Dunne was a devout Catholic who became a daily communicant. She was a member of the Church of the Good Shepherd and the Catholic Motion Picture Guild in Beverly Hills, California. She was good friends with actress Loretta Young and remained close to others like Jimmy Stewart.
One of Dunne's last public appearances was in April 1985, when she attended the dedication of a bust in her honor at St. John's (Roman Catholic) Hospital in Santa Monica, California, for which her foundation, The Irene Dunne Guild, had raised more than $20 million. The Irene Dunne Guild remains "instrumental in raising funds to support programs and services at St. John's" hospital in Santa Monica.
Death
Dunne died at her Holmby Hills home in Los Angeles on September 4, 1990, and is entombed in the Calvary Cemetery, East Los Angeles. Her personal papers are housed at the University of Southern California. She was survived by her daughter, two grandchildren and two great-grandchildren.
A bronze bust of Dunne is on display at St. John's Hospital. The artwork, commissioned by the hospital from artist Artis Lane, has a plaque reading "IRENE DUNNE/First Lady Of/Saint John's Hospital/and/Health Center Foundation."
Awards and nominations
Dunne has been described as the Best Actress never to win an Academy Award. She received five Best Actress nominations during her career: for Cimarron (1931), Theodora Goes Wild (1936), The Awful Truth (1937), Love Affair (1939) and I Remember Mama (1948).

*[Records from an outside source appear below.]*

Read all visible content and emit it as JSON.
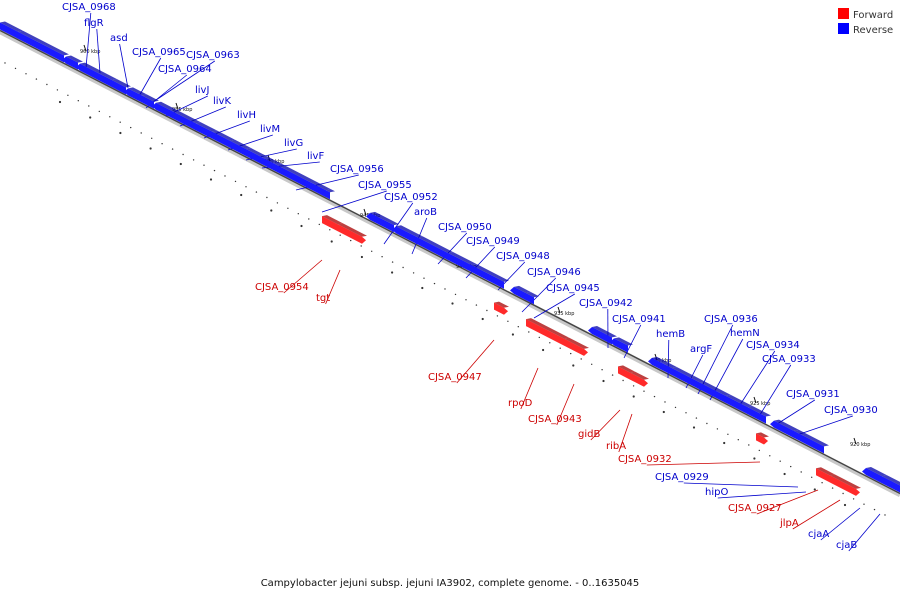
{
  "title": "Campylobacter jejuni subsp. jejuni IA3902, complete genome. - 0..1635045",
  "legend": {
    "forward": {
      "label": "Forward",
      "color": "#ff0000"
    },
    "reverse": {
      "label": "Reverse",
      "color": "#0000ff"
    }
  },
  "ticks": [
    "960 kbp",
    "955 kbp",
    "950 kbp",
    "945 kbp",
    "940 kbp",
    "935 kbp",
    "930 kbp",
    "925 kbp",
    "920 kbp"
  ],
  "genes": [
    {
      "name": "CJSA_0968",
      "strand": "reverse"
    },
    {
      "name": "flgR",
      "strand": "reverse"
    },
    {
      "name": "asd",
      "strand": "reverse"
    },
    {
      "name": "CJSA_0965",
      "strand": "reverse"
    },
    {
      "name": "CJSA_0963",
      "strand": "reverse"
    },
    {
      "name": "CJSA_0964",
      "strand": "reverse"
    },
    {
      "name": "livJ",
      "strand": "reverse"
    },
    {
      "name": "livK",
      "strand": "reverse"
    },
    {
      "name": "livH",
      "strand": "reverse"
    },
    {
      "name": "livM",
      "strand": "reverse"
    },
    {
      "name": "livG",
      "strand": "reverse"
    },
    {
      "name": "livF",
      "strand": "reverse"
    },
    {
      "name": "CJSA_0956",
      "strand": "reverse"
    },
    {
      "name": "CJSA_0955",
      "strand": "reverse"
    },
    {
      "name": "CJSA_0952",
      "strand": "reverse"
    },
    {
      "name": "aroB",
      "strand": "reverse"
    },
    {
      "name": "CJSA_0950",
      "strand": "reverse"
    },
    {
      "name": "CJSA_0949",
      "strand": "reverse"
    },
    {
      "name": "CJSA_0948",
      "strand": "reverse"
    },
    {
      "name": "CJSA_0946",
      "strand": "reverse"
    },
    {
      "name": "CJSA_0945",
      "strand": "reverse"
    },
    {
      "name": "CJSA_0942",
      "strand": "reverse"
    },
    {
      "name": "CJSA_0941",
      "strand": "reverse"
    },
    {
      "name": "hemB",
      "strand": "reverse"
    },
    {
      "name": "argF",
      "strand": "reverse"
    },
    {
      "name": "CJSA_0936",
      "strand": "reverse"
    },
    {
      "name": "hemN",
      "strand": "reverse"
    },
    {
      "name": "CJSA_0934",
      "strand": "reverse"
    },
    {
      "name": "CJSA_0933",
      "strand": "reverse"
    },
    {
      "name": "CJSA_0931",
      "strand": "reverse"
    },
    {
      "name": "CJSA_0930",
      "strand": "reverse"
    },
    {
      "name": "CJSA_0929",
      "strand": "reverse"
    },
    {
      "name": "hipO",
      "strand": "reverse"
    },
    {
      "name": "cjaA",
      "strand": "reverse"
    },
    {
      "name": "cjaB",
      "strand": "reverse"
    },
    {
      "name": "CJSA_0954",
      "strand": "forward"
    },
    {
      "name": "tgt",
      "strand": "forward"
    },
    {
      "name": "CJSA_0947",
      "strand": "forward"
    },
    {
      "name": "rpoD",
      "strand": "forward"
    },
    {
      "name": "CJSA_0943",
      "strand": "forward"
    },
    {
      "name": "gidB",
      "strand": "forward"
    },
    {
      "name": "ribA",
      "strand": "forward"
    },
    {
      "name": "CJSA_0932",
      "strand": "forward"
    },
    {
      "name": "CJSA_0927",
      "strand": "forward"
    },
    {
      "name": "jlpA",
      "strand": "forward"
    }
  ]
}
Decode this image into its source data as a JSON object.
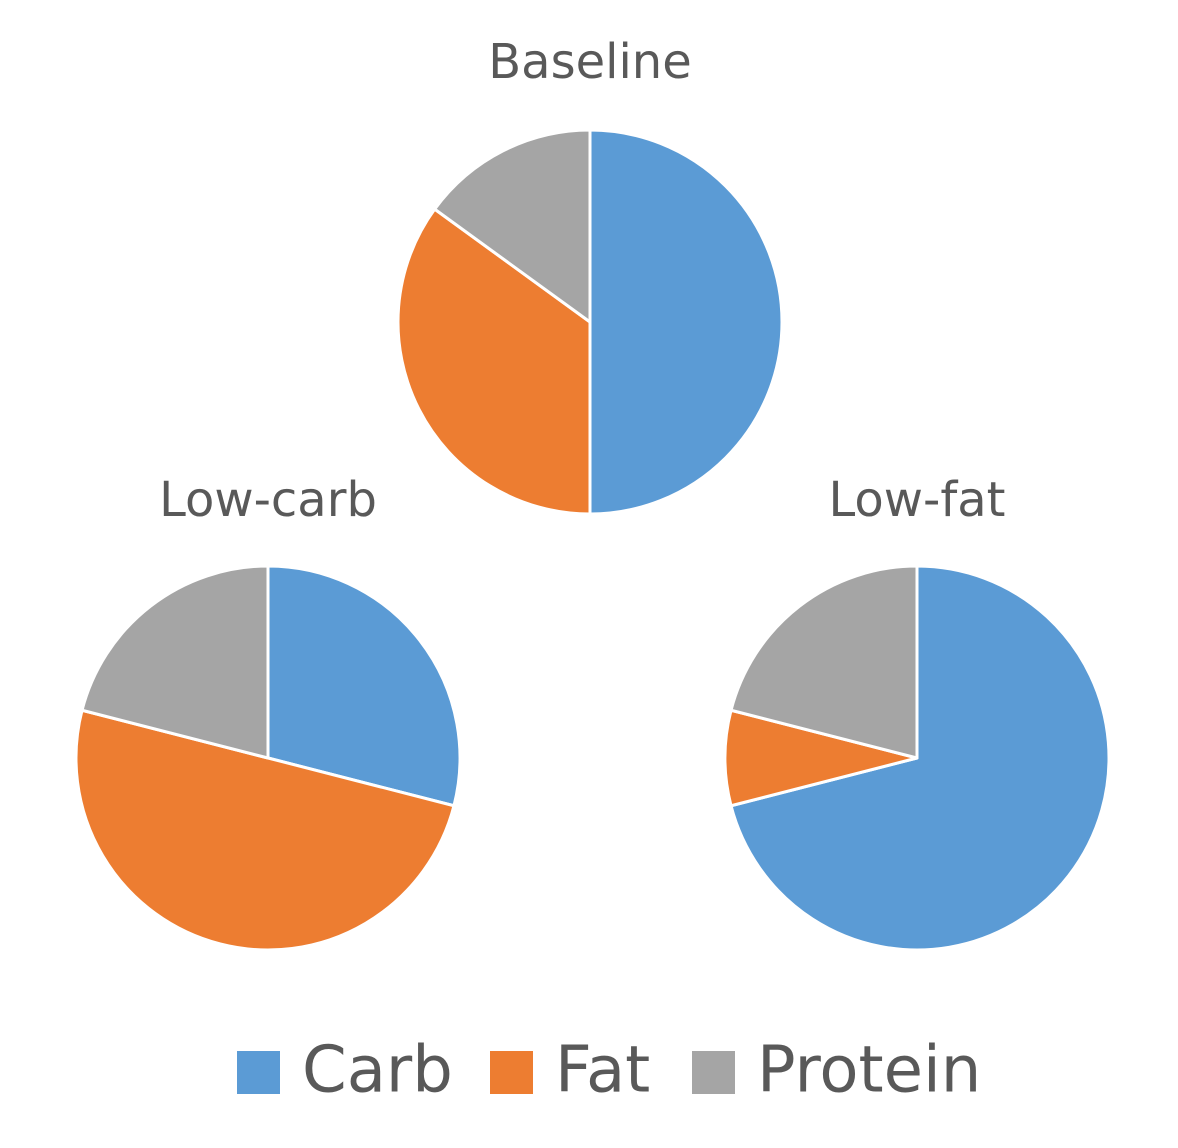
{
  "chart_data": [
    {
      "type": "pie",
      "title": "Baseline",
      "categories": [
        "Carb",
        "Fat",
        "Protein"
      ],
      "values": [
        50,
        35,
        15
      ],
      "colors": [
        "#5b9bd5",
        "#ed7d31",
        "#a5a5a5"
      ]
    },
    {
      "type": "pie",
      "title": "Low-carb",
      "categories": [
        "Carb",
        "Fat",
        "Protein"
      ],
      "values": [
        29,
        50,
        21
      ],
      "colors": [
        "#5b9bd5",
        "#ed7d31",
        "#a5a5a5"
      ]
    },
    {
      "type": "pie",
      "title": "Low-fat",
      "categories": [
        "Carb",
        "Fat",
        "Protein"
      ],
      "values": [
        71,
        8,
        21
      ],
      "colors": [
        "#5b9bd5",
        "#ed7d31",
        "#a5a5a5"
      ]
    }
  ]
}
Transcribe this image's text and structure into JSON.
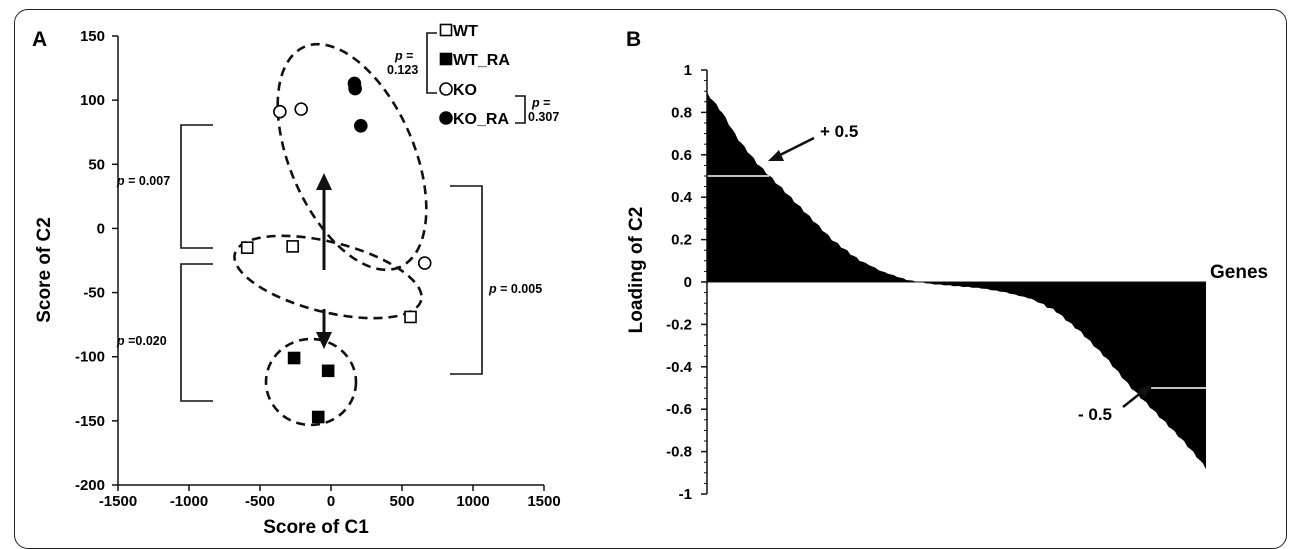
{
  "chart_data": [
    {
      "panel": "A",
      "type": "scatter",
      "xlabel": "Score of C1",
      "ylabel": "Score of C2",
      "xlim": [
        -1500,
        1500
      ],
      "ylim": [
        -200,
        150
      ],
      "xticks": [
        -1500,
        -1000,
        -500,
        0,
        500,
        1000,
        1500
      ],
      "yticks": [
        -200,
        -150,
        -100,
        -50,
        0,
        50,
        100,
        150
      ],
      "legend_position": "top-right",
      "series": [
        {
          "name": "WT",
          "marker": "open-square",
          "points": [
            [
              -590,
              -15
            ],
            [
              -270,
              -14
            ],
            [
              560,
              -69
            ]
          ]
        },
        {
          "name": "WT_RA",
          "marker": "filled-square",
          "points": [
            [
              -260,
              -101
            ],
            [
              -20,
              -111
            ],
            [
              -90,
              -147
            ]
          ]
        },
        {
          "name": "KO",
          "marker": "open-circle",
          "points": [
            [
              -360,
              91
            ],
            [
              -210,
              93
            ],
            [
              660,
              -27
            ]
          ]
        },
        {
          "name": "KO_RA",
          "marker": "filled-circle",
          "points": [
            [
              165,
              113
            ],
            [
              170,
              109
            ],
            [
              210,
              80
            ]
          ]
        }
      ],
      "annotations": {
        "p_wt_wtra": {
          "label": "p",
          "value": "= 0.123"
        },
        "p_ko_kora": {
          "label": "p",
          "value": "= 0.307"
        },
        "p_upper": {
          "label": "p",
          "value": " = 0.007"
        },
        "p_lower": {
          "label": "p",
          "value": " =0.020"
        },
        "p_right": {
          "label": "p",
          "value": " = 0.005"
        }
      }
    },
    {
      "panel": "B",
      "type": "area",
      "xlabel": "Genes",
      "ylabel": "Loading of C2",
      "ylim": [
        -1,
        1
      ],
      "yticks": [
        "1",
        "0.8",
        "0.6",
        "0.4",
        "0.2",
        "0",
        "-0.2",
        "-0.4",
        "-0.6",
        "-0.8",
        "-1"
      ],
      "loading_curve": {
        "x": [
          0,
          0.01,
          0.03,
          0.06,
          0.1,
          0.15,
          0.2,
          0.25,
          0.3,
          0.35,
          0.4,
          0.45,
          0.5,
          0.55,
          0.6,
          0.65,
          0.7,
          0.75,
          0.8,
          0.85,
          0.9,
          0.95,
          0.98,
          1
        ],
        "y": [
          0.89,
          0.86,
          0.8,
          0.68,
          0.56,
          0.44,
          0.32,
          0.2,
          0.11,
          0.05,
          0.01,
          -0.01,
          -0.02,
          -0.03,
          -0.05,
          -0.08,
          -0.14,
          -0.24,
          -0.36,
          -0.5,
          -0.62,
          -0.74,
          -0.82,
          -0.88
        ]
      },
      "threshold_lines": [
        0.5,
        -0.5
      ],
      "annotations": {
        "plus": "+ 0.5",
        "minus": "- 0.5"
      }
    }
  ]
}
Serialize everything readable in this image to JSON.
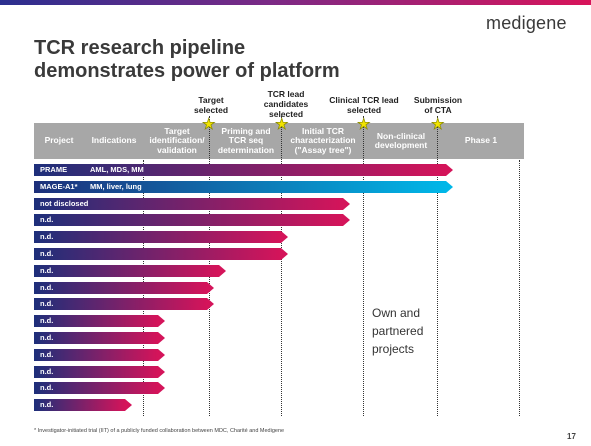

She was named to the International Best Dressed List Hall of Fame in 1958. Other honors include the Laetare Medal from Notre Dame University in 1949, the Bellarmine Medal from Bellarmine College in 1965 and Colorado's Women of Achievement in 1968. She has a star on the Hollywood Walk of Fame at 6440 Hollywood Blvd. and displays in the Warner Bros. Museum and Center for Motion Picture Study.
In popular culture
According to Francis Ford Coppola's audio commentary on Bram Stoker's Dracula, Columbia used Dunne's image on the familiar logo. In Mad Men the character of Peggy Olson is compared to Irene.